Tuesday, January 19, 2010

Verizon and AT&T cut fees as price war escalates

Verizon Wireless and AT&T – the two largest mobile operators in the US – both cut their mobile tariffs late last week amid fears that an escalating price war in the country could affect operator revenue.
According to a Reuters report, market-leader Verizon Wireless has replaced its US$99.99 voice plan with a US$69.99 plan that includes unlimited phone calls and a US$89.99 plan that also includes text messages. AT&T responded with an offer of unlimited voice and data for US$99.99, equating to a roughly US$30 price reduction. The reductions bring their respective tariffs more in line with third- and fourth-placed rivals, Sprint and T-Mobile USA - which both introduced lower-cost plans last year - and prepaid regional specialists such as Sprint’s Boost Mobile and MetroPCS, which are credited with starting the US price war. However, Verizon also said it was ending a data service plan for US$19.99 a month for 75 megabytes, replacing it with a US$9.99 per month plan for 25 megabytes, in an apparent move to curb high data usage on its networks.

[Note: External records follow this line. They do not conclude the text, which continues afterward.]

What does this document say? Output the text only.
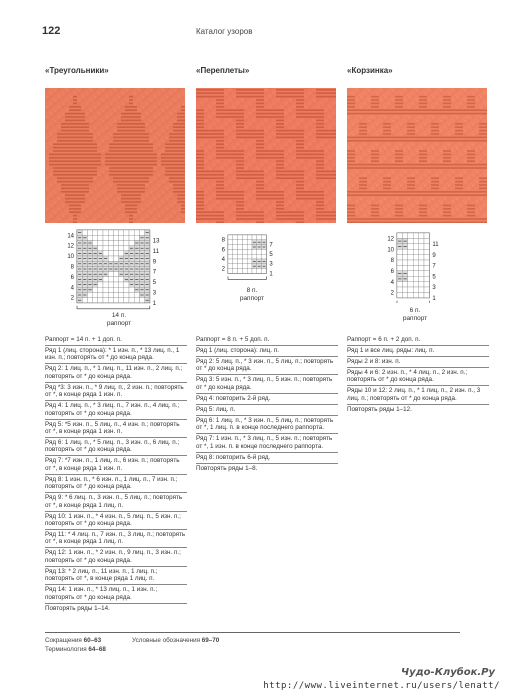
122	Каталог узоров
«Треугольники»
14
12
10
8
6
4
2
13
11
9
7
5
3
1
14 п.
раппорт
Раппорт = 14 п. + 1 доп. п.
Ряд 1 (лиц. сторона): * 1 изн. п., * 13 лиц. п., 1 изн. п.; повторять от * до конца ряда.
Ряд 2: 1 лиц. п., * 1 лиц. п., 11 изн. п., 2 лиц. п.; повторять от * до конца ряда.
Ряд *3: 3 изн. п., * 9 лиц. п., 2 изн. п.; повторять от *, в конце ряда 1 изн. п.
Ряд 4: 1 лиц. п., * 3 лиц. п., 7 изн. п., 4 лиц. п.; повторять от * до конца ряда.
Ряд 5: *5 изн. п., 5 лиц. п., 4 изн. п.; повторять от *, в конце ряда 1 изн. п.
Ряд 6: 1 лиц. п., * 5 лиц. п., 3 изн. п., 6 лиц. п.; повторять от * до конца ряда.
Ряд 7: *7 изн. п., 1 лиц. п., 6 изн. п.; повторять от *, в конце ряда 1 изн. п.
Ряд 8: 1 изн. п., * 6 изн. п., 1 лиц. п., 7 изн. п.; повторять от * до конца ряда.
Ряд 9: * 6 лиц. п., 3 изн. п., 5 лиц. п.; повторять от *, в конце ряда 1 лиц. п.
Ряд 10: 1 изн. п., * 4 изн. п., 5 лиц. п., 5 изн. п.; повторять от * до конца ряда.
Ряд 11: * 4 лиц. п., 7 изн. п., 3 лиц. п.; повторять от *, в конце ряда 1 лиц. п.
Ряд 12: 1 изн. п., * 2 изн. п., 9 лиц. п., 3 изн. п.; повторять от * до конца ряда.
Ряд 13: * 2 лиц. п., 11 изн. п., 1 лиц. п.; повторять от *, в конце ряда 1 лиц. п.
Ряд 14: 1 изн. п., * 13 лиц. п., 1 изн. п.; повторять от * до конца ряда.
Повторять ряды 1–14.
«Переплеты»
8
6
4
2
7
5
3
1
8 п.
раппорт
Раппорт = 8 п. + 5 доп. п.
Ряд 1 (лиц. сторона): лиц. п.
Ряд 2: 5 лиц. п., * 3 изн. п., 5 лиц. п.; повторять от * до конца ряда.
Ряд 3: 5 изн. п., * 3 лиц. п., 5 изн. п.; повторять от * до конца ряда.
Ряд 4: повторить 2-й ряд.
Ряд 5: лиц. п.
Ряд 6: 1 лиц. п., * 3 изн. п., 5 лиц. п.; повторять от *, 1 лиц. п. в конце последнего раппорта.
Ряд 7: 1 изн. п., * 3 лиц. п., 5 изн. п.; повторять от *, 1 изн. п. в конце последнего раппорта.
Ряд 8: повторить 6-й ряд.
Повторять ряды 1–8.
«Корзинка»
12
10
8
6
4
2
11
9
7
5
3
1
6 п.
раппорт
Раппорт = 6 п. + 2 доп. п.
Ряд 1 и все лиц. ряды: лиц. п.
Ряды 2 и 8: изн. п.
Ряды 4 и 6: 2 изн. п., * 4 лиц. п., 2 изн. п.; повторять от * до конца ряда.
Ряды 10 и 12: 2 лиц. п., * 1 лиц. п., 2 изн. п., 3 лиц. п.; повторять от * до конца ряда.
Повторять ряды 1–12.
Сокращения 60–63	Условные обозначения 69–70
Терминология 64–68
Чудо-Клубок.Ру
http://www.liveinternet.ru/users/lenatt/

Reuters reports that shares in AT&T, and Verizon Wireless owners Verizon Communications and Vodafone, ended lower on Friday in response to the reductions. Verizon's CFO John Killian told analysts on a conference call that voice revenues would initially fall but that the changes would eventually help cut customer churn. "Any time a market-leader changes prices it causes concern, but they're really cutting prices at the high end of voice. That's a small portion of the market," said Pacific Crest Securities analyst Steve Clement, adding that Verizon’s fees still remain much higher than its low-cost rivals.